- By Lily Prigioniero
Restoring Pontormo’s Veronica

I swear he breathed down my neck.
I smelled his pungent manhood,
grimy crusts on his pant thighs
he was no faint knight—
a madman in artists clothing.
I could see it in the swipes
of his angel’s feet—a brush thick
as the Fire-eater’s brow—
and with a dab from his thumb
he created Veronica’s smallest toe.
I felt the energy of his prime
conjuring Veronica’s purest form—
womanhood enticing him
under her spell—holding the cloth
of Christ’s Imprint, or perhaps his own.
I hesitated then to be up there
with the rumble of traffic below
stripping us bare of time.

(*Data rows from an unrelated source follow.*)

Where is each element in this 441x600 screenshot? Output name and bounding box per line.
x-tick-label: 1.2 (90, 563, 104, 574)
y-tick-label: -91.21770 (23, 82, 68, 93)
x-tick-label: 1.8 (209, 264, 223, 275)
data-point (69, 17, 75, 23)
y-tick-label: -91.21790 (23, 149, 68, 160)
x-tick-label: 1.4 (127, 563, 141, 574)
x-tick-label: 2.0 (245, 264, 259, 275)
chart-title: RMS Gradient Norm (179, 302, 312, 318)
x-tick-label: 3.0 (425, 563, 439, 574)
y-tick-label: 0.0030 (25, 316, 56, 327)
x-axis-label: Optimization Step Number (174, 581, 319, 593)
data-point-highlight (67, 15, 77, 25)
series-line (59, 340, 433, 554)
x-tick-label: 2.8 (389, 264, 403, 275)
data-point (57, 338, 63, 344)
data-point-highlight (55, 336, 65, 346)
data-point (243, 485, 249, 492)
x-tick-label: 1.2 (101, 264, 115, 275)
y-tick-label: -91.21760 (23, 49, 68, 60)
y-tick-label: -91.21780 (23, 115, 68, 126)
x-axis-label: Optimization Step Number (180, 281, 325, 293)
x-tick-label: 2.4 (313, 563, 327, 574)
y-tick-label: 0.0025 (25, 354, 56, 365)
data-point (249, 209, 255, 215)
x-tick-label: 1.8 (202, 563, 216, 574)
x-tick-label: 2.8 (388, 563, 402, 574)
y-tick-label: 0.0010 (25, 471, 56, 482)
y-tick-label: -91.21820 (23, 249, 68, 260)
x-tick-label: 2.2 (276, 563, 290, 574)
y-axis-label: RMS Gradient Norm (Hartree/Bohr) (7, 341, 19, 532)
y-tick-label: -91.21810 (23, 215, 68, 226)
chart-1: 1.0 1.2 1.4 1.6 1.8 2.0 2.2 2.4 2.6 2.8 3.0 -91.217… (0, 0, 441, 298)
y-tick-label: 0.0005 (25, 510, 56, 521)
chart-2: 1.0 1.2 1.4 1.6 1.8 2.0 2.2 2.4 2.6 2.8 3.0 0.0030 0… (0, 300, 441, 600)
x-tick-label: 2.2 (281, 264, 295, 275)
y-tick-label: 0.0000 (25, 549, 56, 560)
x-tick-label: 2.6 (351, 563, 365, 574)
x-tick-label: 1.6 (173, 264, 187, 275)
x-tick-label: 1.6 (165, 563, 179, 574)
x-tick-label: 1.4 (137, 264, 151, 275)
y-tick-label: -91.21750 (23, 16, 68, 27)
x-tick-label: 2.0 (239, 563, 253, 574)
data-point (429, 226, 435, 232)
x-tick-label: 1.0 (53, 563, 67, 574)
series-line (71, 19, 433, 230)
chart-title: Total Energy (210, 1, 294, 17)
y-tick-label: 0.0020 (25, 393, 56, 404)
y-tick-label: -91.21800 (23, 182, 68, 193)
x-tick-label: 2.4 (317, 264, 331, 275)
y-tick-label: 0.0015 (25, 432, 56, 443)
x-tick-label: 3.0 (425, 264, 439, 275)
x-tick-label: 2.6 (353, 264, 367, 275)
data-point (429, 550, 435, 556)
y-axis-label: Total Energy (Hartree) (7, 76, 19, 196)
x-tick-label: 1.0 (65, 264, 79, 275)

I let go
my brush so as not to touch
the Veronica he guarded so well.
His stormy emotions blew me down
numb on the cusp of the scaffold boards,
my legs dangling as his words breathed
through his love’s stare and his own glare—
My Veronica is not to be touched.
But his lunatic ghost had no power
over time’s clutch. I finally stood and began
my fearful cleaning—centuries of grime
and history’s dust removed from the last stroke
of his hard caressing brush.
Lily Prigioniero graduated from University of Michigan in English literature then moved to Florence, Italy, to study Art Conservation where she was certified and hired to work on some of Tuscany's greatest masterpieces. In the meantime she received her Masters in creative writing from the Università degli Studi di Siena where her novel, La Cena del Tacchino, won the “Premio Selezione” for the international literary prize Premio Internazionale Anguillara Città d’Artein Rome. She translated the catalogue for the Mappelthorpe/Michelangelo exhibit Perfection in Form in the Accademia in Florence, and was a featured poet for the Ekphrastic Review as well as a judge for their “Ekphrastic Challenge”. Her poems have also been published in the Orchard Poetry Journal, The Road Not Taken, Grand Little Things, Italian Americana, and the poetry collection 3,651 Years Lived. She has taught writing for New York University’s Global Studies program, Brandeis University’s Midyear program, and art conservation and ancient techniques at the Florence University of the Arts. She lives with her family near Florence.